Fitch assigned a "BB" rating to $17.5 million in electric system bonds WAPA is in the process of refinancing after a board vote earlier this week, and a "BB-" rating to $40 million in short-term debt to purchase fuel from Hovensa, which WAPA is also refinancing.

The ratings agency's statement painted a picture in which a rising tide of overdue government bills and rising fuel costs have forced the utility to rely more and more heavily on short-term debt to purchase fuel and pay current operating expenses.

As of the end of October, about 64 percent of the electric system's government accounts receivable were more than 60 days past due. To add some detail to this picture, WAPA currently owes Hovensa $30 million, while the V.I. government owes WAPA approximately $32-$33 million, WAPA officials said at a board meeting earlier this week.
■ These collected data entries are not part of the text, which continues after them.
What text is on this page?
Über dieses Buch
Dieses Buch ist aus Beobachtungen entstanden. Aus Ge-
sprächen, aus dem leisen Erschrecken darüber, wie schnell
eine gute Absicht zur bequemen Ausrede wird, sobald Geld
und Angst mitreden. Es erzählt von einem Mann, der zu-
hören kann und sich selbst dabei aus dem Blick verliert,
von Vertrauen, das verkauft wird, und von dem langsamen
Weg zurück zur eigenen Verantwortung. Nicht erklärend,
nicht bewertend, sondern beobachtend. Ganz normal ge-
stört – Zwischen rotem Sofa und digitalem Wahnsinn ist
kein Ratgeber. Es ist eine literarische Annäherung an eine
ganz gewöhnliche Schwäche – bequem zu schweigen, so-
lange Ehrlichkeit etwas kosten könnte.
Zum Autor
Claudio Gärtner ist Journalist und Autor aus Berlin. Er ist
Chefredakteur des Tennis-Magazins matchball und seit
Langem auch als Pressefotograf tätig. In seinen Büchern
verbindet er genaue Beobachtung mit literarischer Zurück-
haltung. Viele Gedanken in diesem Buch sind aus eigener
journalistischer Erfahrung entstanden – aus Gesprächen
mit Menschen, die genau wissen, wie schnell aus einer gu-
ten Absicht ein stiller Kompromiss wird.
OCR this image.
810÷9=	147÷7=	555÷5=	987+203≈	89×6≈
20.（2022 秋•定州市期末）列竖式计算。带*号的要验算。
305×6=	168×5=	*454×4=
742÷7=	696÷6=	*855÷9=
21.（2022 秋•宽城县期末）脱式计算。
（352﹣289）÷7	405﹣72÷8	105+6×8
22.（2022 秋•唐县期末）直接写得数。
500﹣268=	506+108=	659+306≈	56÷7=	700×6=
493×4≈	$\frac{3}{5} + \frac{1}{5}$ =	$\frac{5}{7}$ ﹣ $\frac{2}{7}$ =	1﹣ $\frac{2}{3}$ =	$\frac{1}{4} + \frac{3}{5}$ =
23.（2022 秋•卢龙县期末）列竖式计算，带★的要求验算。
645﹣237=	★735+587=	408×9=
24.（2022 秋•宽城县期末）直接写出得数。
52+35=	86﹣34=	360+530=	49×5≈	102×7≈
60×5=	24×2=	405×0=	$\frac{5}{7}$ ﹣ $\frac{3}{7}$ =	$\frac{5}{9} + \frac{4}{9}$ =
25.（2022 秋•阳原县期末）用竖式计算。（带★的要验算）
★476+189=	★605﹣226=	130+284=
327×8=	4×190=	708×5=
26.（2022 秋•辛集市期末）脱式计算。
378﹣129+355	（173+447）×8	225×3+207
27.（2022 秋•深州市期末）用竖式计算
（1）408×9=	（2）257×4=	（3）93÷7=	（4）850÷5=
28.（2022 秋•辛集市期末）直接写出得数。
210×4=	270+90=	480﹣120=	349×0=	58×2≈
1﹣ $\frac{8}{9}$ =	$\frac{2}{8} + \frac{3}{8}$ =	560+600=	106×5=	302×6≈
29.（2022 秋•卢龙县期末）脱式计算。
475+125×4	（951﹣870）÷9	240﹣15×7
In the short run, successfully extending and refinancing its loans as planned will help move WAPA's ratings from a negative watch to a stable or positive outlook, according to Fitch. Over the longer haul, moving away from oil is critical. Fitch also asserts WAPA's water system needs more revenue in the form of increased base utility rates to offset rising government receivables and a growing water system debt to the electric system.

"This deteriorating situation will necessitate timely rate relief by the PSC, the need to roll over short-term debt obligations and managing exposure to volatile fuel oil prices," Fitch' statement said.